En tout état de cause, ces premières propositions sont suspendues aux prochains travaux du COR, car elles reposent sur des évaluations de départs en retraite obsolètes. Comme la réforme des retraites retardera les départs, les scénarios de non remplacements s'en trouveront durcis pour des objectifs maintenus en terme de maîtrise de la dépense.

* 26 Par ailleurs, il est à noter qu'environ 5 millions de personnes voient leur pension directement indexée sur la rémunération des fonctionnaires : 2,44 millions de personnes bénéficient d'une pension civile ou militaire de retraite et 620.000 bénéficiaires d'une pension versée par la CNRACL, 1,41 million de  bénéficiaires du régime de retraite complémentaire IRCANTEC ainsi que 484.000 personnes ayant droit à une pension militaire d'invalidité.

* 27 Prévision.

* 28 Dans la fonction publique, l'écart entre l'augmentation de la SMPT et celle de la RMPP s'explique par l'« effet de noria » : les fonctionnaire entrants sont, en moyenne, recrutés à des conditions salariales inférieures à celles des fonctionnaires sortants.

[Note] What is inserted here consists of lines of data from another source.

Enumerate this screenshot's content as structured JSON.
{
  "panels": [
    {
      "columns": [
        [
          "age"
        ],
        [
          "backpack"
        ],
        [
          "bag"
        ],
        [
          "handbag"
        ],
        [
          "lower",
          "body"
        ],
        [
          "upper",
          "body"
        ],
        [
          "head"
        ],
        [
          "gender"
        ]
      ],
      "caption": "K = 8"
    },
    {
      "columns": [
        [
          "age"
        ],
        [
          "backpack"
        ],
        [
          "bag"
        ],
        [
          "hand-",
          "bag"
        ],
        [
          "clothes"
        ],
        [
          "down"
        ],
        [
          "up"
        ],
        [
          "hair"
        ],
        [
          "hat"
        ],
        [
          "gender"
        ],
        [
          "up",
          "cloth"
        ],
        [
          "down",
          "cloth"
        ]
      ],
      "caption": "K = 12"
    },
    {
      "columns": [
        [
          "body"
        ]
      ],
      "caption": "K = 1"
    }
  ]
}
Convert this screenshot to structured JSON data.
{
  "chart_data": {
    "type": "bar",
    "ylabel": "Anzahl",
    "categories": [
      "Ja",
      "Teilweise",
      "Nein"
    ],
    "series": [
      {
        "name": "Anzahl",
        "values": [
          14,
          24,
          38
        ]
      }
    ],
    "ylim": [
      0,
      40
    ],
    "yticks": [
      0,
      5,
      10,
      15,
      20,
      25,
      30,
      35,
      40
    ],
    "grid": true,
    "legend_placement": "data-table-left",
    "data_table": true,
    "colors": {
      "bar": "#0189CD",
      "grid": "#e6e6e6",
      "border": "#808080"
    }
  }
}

Cet effet, également désigné « effet entrée-sortie » ou « GVT négatif », est estimé depuis 2000 à - 2 % sur la masse des crédits de rémunération ; il s'équilibre ainsi avec l'effet de carrière (le GVT stricto sensu ou « GVT positif »), qui est évalué à + 2 %.

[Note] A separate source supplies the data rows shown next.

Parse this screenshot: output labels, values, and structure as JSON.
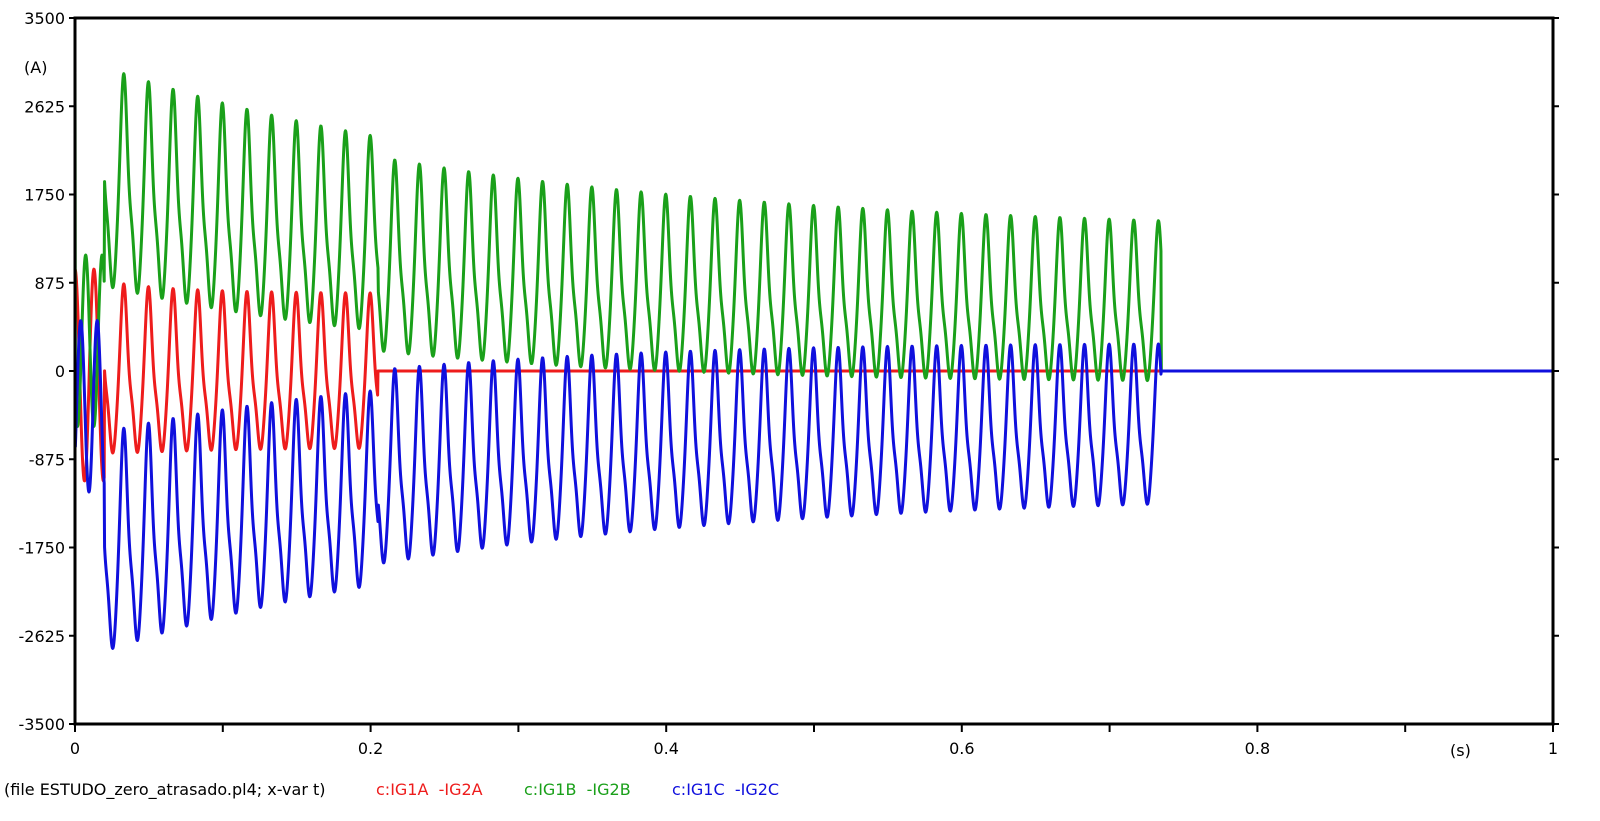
{
  "chart_data": {
    "type": "line",
    "y_unit": "(A)",
    "x_unit": "(s)",
    "xlim": [
      0,
      1
    ],
    "ylim": [
      -3500,
      3500
    ],
    "x_ticks": [
      0,
      0.1,
      0.2,
      0.3,
      0.4,
      0.5,
      0.6,
      0.7,
      0.8,
      0.9,
      1
    ],
    "x_tick_labels": [
      "0",
      "",
      "0.2",
      "",
      "0.4",
      "",
      "0.6",
      "",
      "0.8",
      "",
      "1"
    ],
    "y_ticks": [
      3500,
      2625,
      1750,
      875,
      0,
      -875,
      -1750,
      -2625,
      -3500
    ],
    "y_tick_labels": [
      "3500",
      "2625",
      "1750",
      "875",
      "0",
      "-875",
      "-1750",
      "-2625",
      "-3500"
    ],
    "grid": false,
    "legend": {
      "file_text": "(file ESTUDO_zero_atrasado.pl4; x-var t)",
      "placement": "bottom-left"
    },
    "series": [
      {
        "name": "c:IG1A  -IG2A",
        "color": "#ee1c1c",
        "model": {
          "f": 60,
          "base": -80,
          "amp0": 930,
          "amp1": 800,
          "tau": 0.06,
          "off0": 0,
          "tau_off": 0.04,
          "trip": 0.205
        }
      },
      {
        "name": "c:IG1B  -IG2B",
        "color": "#1aa01a",
        "model": {
          "f": 60,
          "base": 0,
          "amp0": 1150,
          "amp1": 750,
          "tau": 0.45,
          "off0": 1900,
          "off1": 750,
          "tau_off": 0.25,
          "step_t": 0.205,
          "step_off": -200,
          "trip": 0.735
        }
      },
      {
        "name": "c:IG1C  -IG2C",
        "color": "#1010dd",
        "model": {
          "f": 60,
          "base": 0,
          "amp0": 1150,
          "amp1": 750,
          "tau": 0.45,
          "off0": -1900,
          "off1": -750,
          "tau_off": 0.25,
          "step_t": 0.205,
          "step_off": 200,
          "trip": 0.735
        }
      }
    ]
  }
}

* 29 Il doit être rappelé que les dernières négociations salariales s'étaient soldées par un échec, qui remonte à janvier 2001.

* 30 Les statuts particuliers des corps d'accueil comportent tous, à l'exception des corps enseignant et de recherche, une règle dite « du butoir », selon laquelle un agent titularisé ne peut bénéficier d'un traitement supérieur à celui qui était perçu dans son ancienne situation.

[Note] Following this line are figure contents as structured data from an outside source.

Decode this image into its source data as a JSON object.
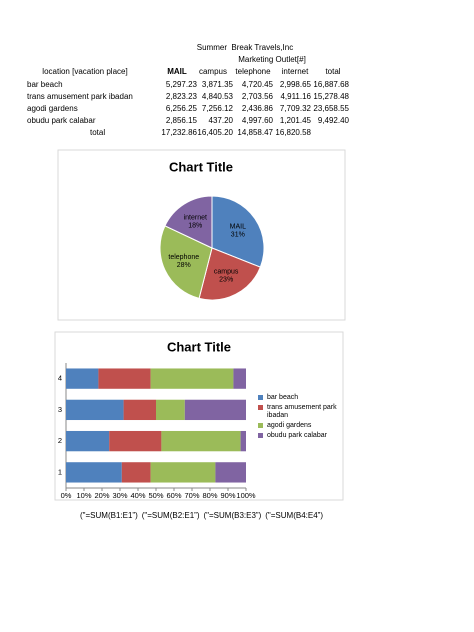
{
  "header": {
    "title": "Summer  Break Travels,Inc",
    "subtitle": "Marketing Outlet[#]"
  },
  "table": {
    "columns": [
      "location [vacation place]",
      "MAIL",
      "campus",
      "telephone",
      "internet",
      "total"
    ],
    "rows": [
      [
        "bar beach",
        "5,297.23",
        "3,871.35",
        "4,720.45",
        "2,998.65",
        "16,887.68"
      ],
      [
        "trans amusement park ibadan",
        "2,823.23",
        "4,840.53",
        "2,703.56",
        "4,911.16",
        "15,278.48"
      ],
      [
        "agodi gardens",
        "6,256.25",
        "7,256.12",
        "2,436.86",
        "7,709.32",
        "23,658.55"
      ],
      [
        "obudu park calabar",
        "2,856.15",
        "437.20",
        "4,997.60",
        "1,201.45",
        "9,492.40"
      ],
      [
        "total",
        "17,232.86",
        "16,405.20",
        "14,858.47",
        "16,820.58"
      ]
    ]
  },
  "chart_data": [
    {
      "type": "pie",
      "title": "Chart Title",
      "categories": [
        "MAIL",
        "campus",
        "telephone",
        "internet"
      ],
      "values": [
        31,
        23,
        28,
        18
      ],
      "value_labels": [
        "31%",
        "23%",
        "28%",
        "18%"
      ],
      "colors": [
        "#4f81bd",
        "#c0504d",
        "#9bbb59",
        "#8064a2"
      ]
    },
    {
      "type": "stacked-bar-horizontal",
      "title": "Chart Title",
      "categories": [
        "1",
        "2",
        "3",
        "4"
      ],
      "series": [
        {
          "name": "bar beach",
          "color": "#4f81bd",
          "values": [
            31,
            24,
            32,
            18
          ]
        },
        {
          "name": "trans amusement park ibadan",
          "color": "#c0504d",
          "values": [
            16,
            29,
            18,
            29
          ]
        },
        {
          "name": "agodi gardens",
          "color": "#9bbb59",
          "values": [
            36,
            44,
            16,
            46
          ]
        },
        {
          "name": "obudu park calabar",
          "color": "#8064a2",
          "values": [
            17,
            3,
            34,
            7
          ]
        }
      ],
      "xlim": [
        0,
        100
      ],
      "xticks": [
        {
          "value": 0,
          "label": "0%"
        },
        {
          "value": 10,
          "label": "10%"
        },
        {
          "value": 20,
          "label": "20%"
        },
        {
          "value": 30,
          "label": "30%"
        },
        {
          "value": 40,
          "label": "40%"
        },
        {
          "value": 50,
          "label": "50%"
        },
        {
          "value": 60,
          "label": "60%"
        },
        {
          "value": 70,
          "label": "70%"
        },
        {
          "value": 80,
          "label": "80%"
        },
        {
          "value": 90,
          "label": "90%"
        },
        {
          "value": 100,
          "label": "100%"
        }
      ],
      "legend": "right"
    }
  ],
  "formulas": [
    "(\"=SUM(B1:E1”)",
    "(\"=SUM(B2:E1”)",
    "(\"=SUM(B3:E3”)",
    "(\"=SUM(B4:E4”)"
  ]
}
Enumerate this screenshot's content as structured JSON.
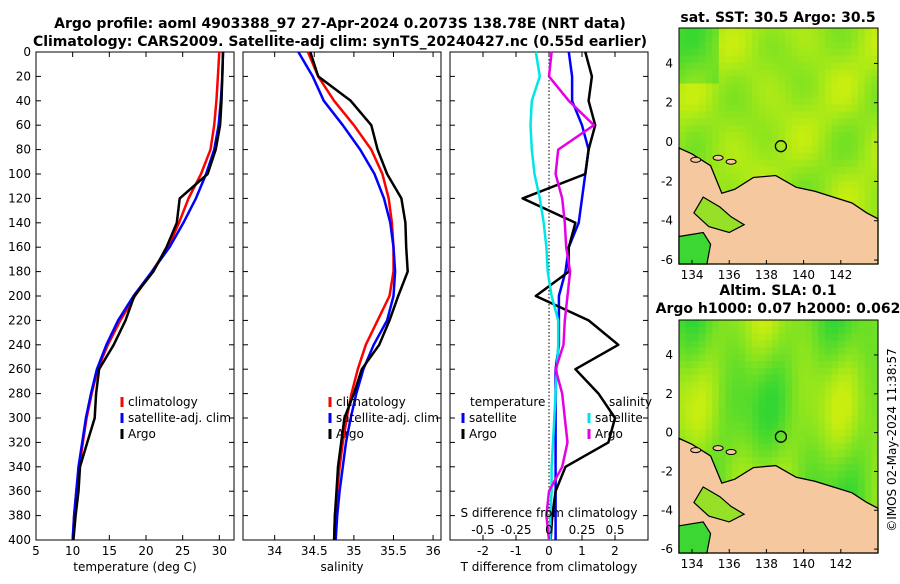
{
  "titles": {
    "line1": "Argo profile: aoml 4903388_97 27-Apr-2024 0.2073S 138.78E (NRT data)",
    "line2": "Climatology: CARS2009. Satellite-adj clim: synTS_20240427.nc (0.55d earlier)",
    "sst": "sat. SST: 30.5 Argo: 30.5",
    "sla1": "Altim. SLA: 0.1",
    "sla2": "Argo h1000: 0.07 h2000: 0.062"
  },
  "footer": {
    "timestamp": "©IMOS 02-May-2024 11:38:57"
  },
  "colors": {
    "climatology": "#ff0000",
    "satellite": "#0000ff",
    "argo": "#000000",
    "salinity_satellite": "#00e5e5",
    "salinity_argo": "#e600e6",
    "land": "#f5c8a0",
    "ocean_a": "#c8ee10",
    "ocean_b": "#33d633"
  },
  "chart_data": [
    {
      "type": "line",
      "id": "temperature",
      "xlabel": "temperature (deg C)",
      "ylabel": "",
      "xlim": [
        5,
        32
      ],
      "ylim": [
        400,
        0
      ],
      "x_ticks": [
        "5",
        "10",
        "15",
        "20",
        "25",
        "30"
      ],
      "y_ticks": [
        "0",
        "20",
        "40",
        "60",
        "80",
        "100",
        "120",
        "140",
        "160",
        "180",
        "200",
        "220",
        "240",
        "260",
        "280",
        "300",
        "320",
        "340",
        "360",
        "380",
        "400"
      ],
      "legend": [
        "climatology",
        "satellite-adj. clim",
        "Argo"
      ],
      "depth": [
        0,
        20,
        40,
        60,
        80,
        100,
        120,
        140,
        160,
        180,
        200,
        220,
        240,
        260,
        280,
        300,
        320,
        340,
        360,
        380,
        400
      ],
      "series": [
        {
          "name": "climatology",
          "values": [
            30.0,
            29.8,
            29.6,
            29.3,
            28.8,
            27.5,
            25.8,
            24.5,
            23.0,
            20.8,
            18.5,
            16.5,
            14.8,
            13.4,
            12.6,
            11.9,
            11.4,
            10.9,
            10.5,
            10.2,
            10.0
          ]
        },
        {
          "name": "satellite-adj. clim",
          "values": [
            30.5,
            30.4,
            30.2,
            29.9,
            29.3,
            28.2,
            26.8,
            25.1,
            23.2,
            20.8,
            18.3,
            16.2,
            14.6,
            13.3,
            12.5,
            11.8,
            11.3,
            10.8,
            10.5,
            10.2,
            10.0
          ]
        },
        {
          "name": "Argo",
          "values": [
            30.5,
            30.4,
            30.3,
            30.1,
            29.5,
            28.4,
            24.6,
            24.2,
            22.8,
            21.0,
            18.4,
            17.2,
            15.6,
            13.6,
            13.2,
            13.0,
            12.0,
            11.0,
            10.8,
            10.4,
            10.1
          ]
        }
      ]
    },
    {
      "type": "line",
      "id": "salinity",
      "xlabel": "salinity",
      "xlim": [
        33.6,
        36.1
      ],
      "ylim": [
        400,
        0
      ],
      "x_ticks": [
        "34",
        "34.5",
        "35",
        "35.5",
        "36"
      ],
      "legend": [
        "climatology",
        "satellite-adj. clim",
        "Argo"
      ],
      "depth": [
        0,
        20,
        40,
        60,
        80,
        100,
        120,
        140,
        160,
        180,
        200,
        220,
        240,
        260,
        280,
        300,
        320,
        340,
        360,
        380,
        400
      ],
      "series": [
        {
          "name": "climatology",
          "values": [
            34.42,
            34.55,
            34.75,
            35.0,
            35.22,
            35.36,
            35.44,
            35.48,
            35.5,
            35.5,
            35.45,
            35.3,
            35.15,
            35.05,
            34.97,
            34.91,
            34.86,
            34.82,
            34.79,
            34.76,
            34.75
          ]
        },
        {
          "name": "satellite-adj. clim",
          "values": [
            34.3,
            34.48,
            34.62,
            34.86,
            35.08,
            35.26,
            35.38,
            35.46,
            35.5,
            35.52,
            35.5,
            35.42,
            35.25,
            35.12,
            35.03,
            34.96,
            34.9,
            34.86,
            34.82,
            34.79,
            34.77
          ]
        },
        {
          "name": "Argo",
          "values": [
            34.45,
            34.55,
            34.96,
            35.22,
            35.3,
            35.42,
            35.6,
            35.65,
            35.66,
            35.68,
            35.56,
            35.45,
            35.32,
            35.1,
            35.0,
            34.88,
            34.84,
            34.8,
            34.78,
            34.76,
            34.75
          ]
        }
      ]
    },
    {
      "type": "line",
      "id": "difference",
      "xlabel": "T difference from climatology",
      "xlim": [
        -3,
        3
      ],
      "ylim": [
        400,
        0
      ],
      "x_ticks": [
        "-2",
        "-1",
        "0",
        "1",
        "2"
      ],
      "top_label": "S difference from climatology",
      "top_ticks": [
        "-0.5",
        "-0.25",
        "0",
        "0.25",
        "0.5"
      ],
      "legend_left_title": "temperature",
      "legend_right_title": "salinity",
      "legend_left": [
        "satellite",
        "Argo"
      ],
      "legend_right": [
        "satellite",
        "Argo"
      ],
      "depth": [
        0,
        20,
        40,
        60,
        80,
        100,
        120,
        140,
        160,
        180,
        200,
        220,
        240,
        260,
        280,
        300,
        320,
        340,
        360,
        380,
        400
      ],
      "series": [
        {
          "name": "temperature satellite",
          "values": [
            0.6,
            0.7,
            0.7,
            1.0,
            1.2,
            1.1,
            1.0,
            0.9,
            0.6,
            0.5,
            0.3,
            0.3,
            0.3,
            0.2,
            0.2,
            0.2,
            0.2,
            0.2,
            0.2,
            0.2,
            0.2
          ]
        },
        {
          "name": "temperature Argo",
          "values": [
            1.1,
            1.3,
            1.2,
            1.4,
            1.2,
            1.1,
            -0.8,
            0.8,
            0.6,
            0.6,
            -0.4,
            1.2,
            2.1,
            0.8,
            1.5,
            2.0,
            1.8,
            0.5,
            0.2,
            0.1,
            0.05
          ]
        },
        {
          "name": "salinity satellite",
          "values": [
            -0.1,
            -0.07,
            -0.13,
            -0.14,
            -0.13,
            -0.11,
            -0.07,
            -0.04,
            -0.02,
            -0.01,
            0.02,
            0.07,
            0.07,
            0.06,
            0.05,
            0.04,
            0.03,
            0.02,
            0.02,
            0.01,
            0.01
          ]
        },
        {
          "name": "salinity Argo",
          "values": [
            0.02,
            0.0,
            0.15,
            0.34,
            0.07,
            0.05,
            0.1,
            0.12,
            0.13,
            0.16,
            0.14,
            0.12,
            0.11,
            0.05,
            0.1,
            0.12,
            0.14,
            0.1,
            0.0,
            -0.02,
            0.0
          ]
        }
      ]
    },
    {
      "type": "heatmap",
      "id": "sst_map",
      "title": "sat. SST: 30.5 Argo: 30.5",
      "x_ticks": [
        "134",
        "136",
        "138",
        "140",
        "142"
      ],
      "y_ticks": [
        "4",
        "2",
        "0",
        "-2",
        "-4",
        "-6"
      ],
      "xlim": [
        133.3,
        144
      ],
      "ylim": [
        -6.2,
        5.8
      ],
      "marker": {
        "lon": 138.78,
        "lat": -0.21
      }
    },
    {
      "type": "heatmap",
      "id": "sla_map",
      "title": "Altim. SLA: 0.1 / Argo h1000: 0.07 h2000: 0.062",
      "x_ticks": [
        "134",
        "136",
        "138",
        "140",
        "142"
      ],
      "y_ticks": [
        "4",
        "2",
        "0",
        "-2",
        "-4",
        "-6"
      ],
      "xlim": [
        133.3,
        144
      ],
      "ylim": [
        -6.2,
        5.8
      ],
      "marker": {
        "lon": 138.78,
        "lat": -0.21
      }
    }
  ]
}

* 31 Sur la période 1997-1999, 29.895 agents ont été titularisés dans la fonction publique d'Etat, 8.522 titularisés dans la fonction publique territoriale grâce aux 403 concours réservés, et 3.157 reçus aux concours réservés de la fonction publique hospitalière.

* 32 En 2002, la durée moyenne du congé de fin d'activité était de 2 ans et 3 mois ; c'est seulement à l'issue du CFA que le fonctionnaire est rémunéré en tant que pensionné.

* 33 Avec 37,5 années de cotisation et 25 ans de service public.

* 34 Avec 40 années de cotisation et 15 ans de service public.

* 35 Le Conseil européen a tenu une réunion extraordinaire les 23 et 24 mars 2000 à Lisbonne afin de définir pour l'Union un nouvel objectif stratégique dans le but de renforcer l'emploi, la réforme économique et la cohésion sociale.

* 36 Cette dernière possibilité n'existe, pour l'instant, que dans la fonction publique hospitalière, pour laquelle une enveloppe de 1,042 milliard d'euros a été attribuée à un Fonds pour l'emploi hospitalier (FEH), sur lequel les établissements concernés bénéficient d'un droit de tirage.

* 37 Recrutement à l'issue des concours externes à partir du niveau bac + 2.

* 38 Rapport remis le 9 octobre 2004 à M. Nicolas Sarkozy, ministre d'Etat, ministre de l'économie, des finances et de l'industrie.

* 39 D'après le rapport précité, l'effort de productivité associé à un non remplacement total ressortirait à 4,14 % par an.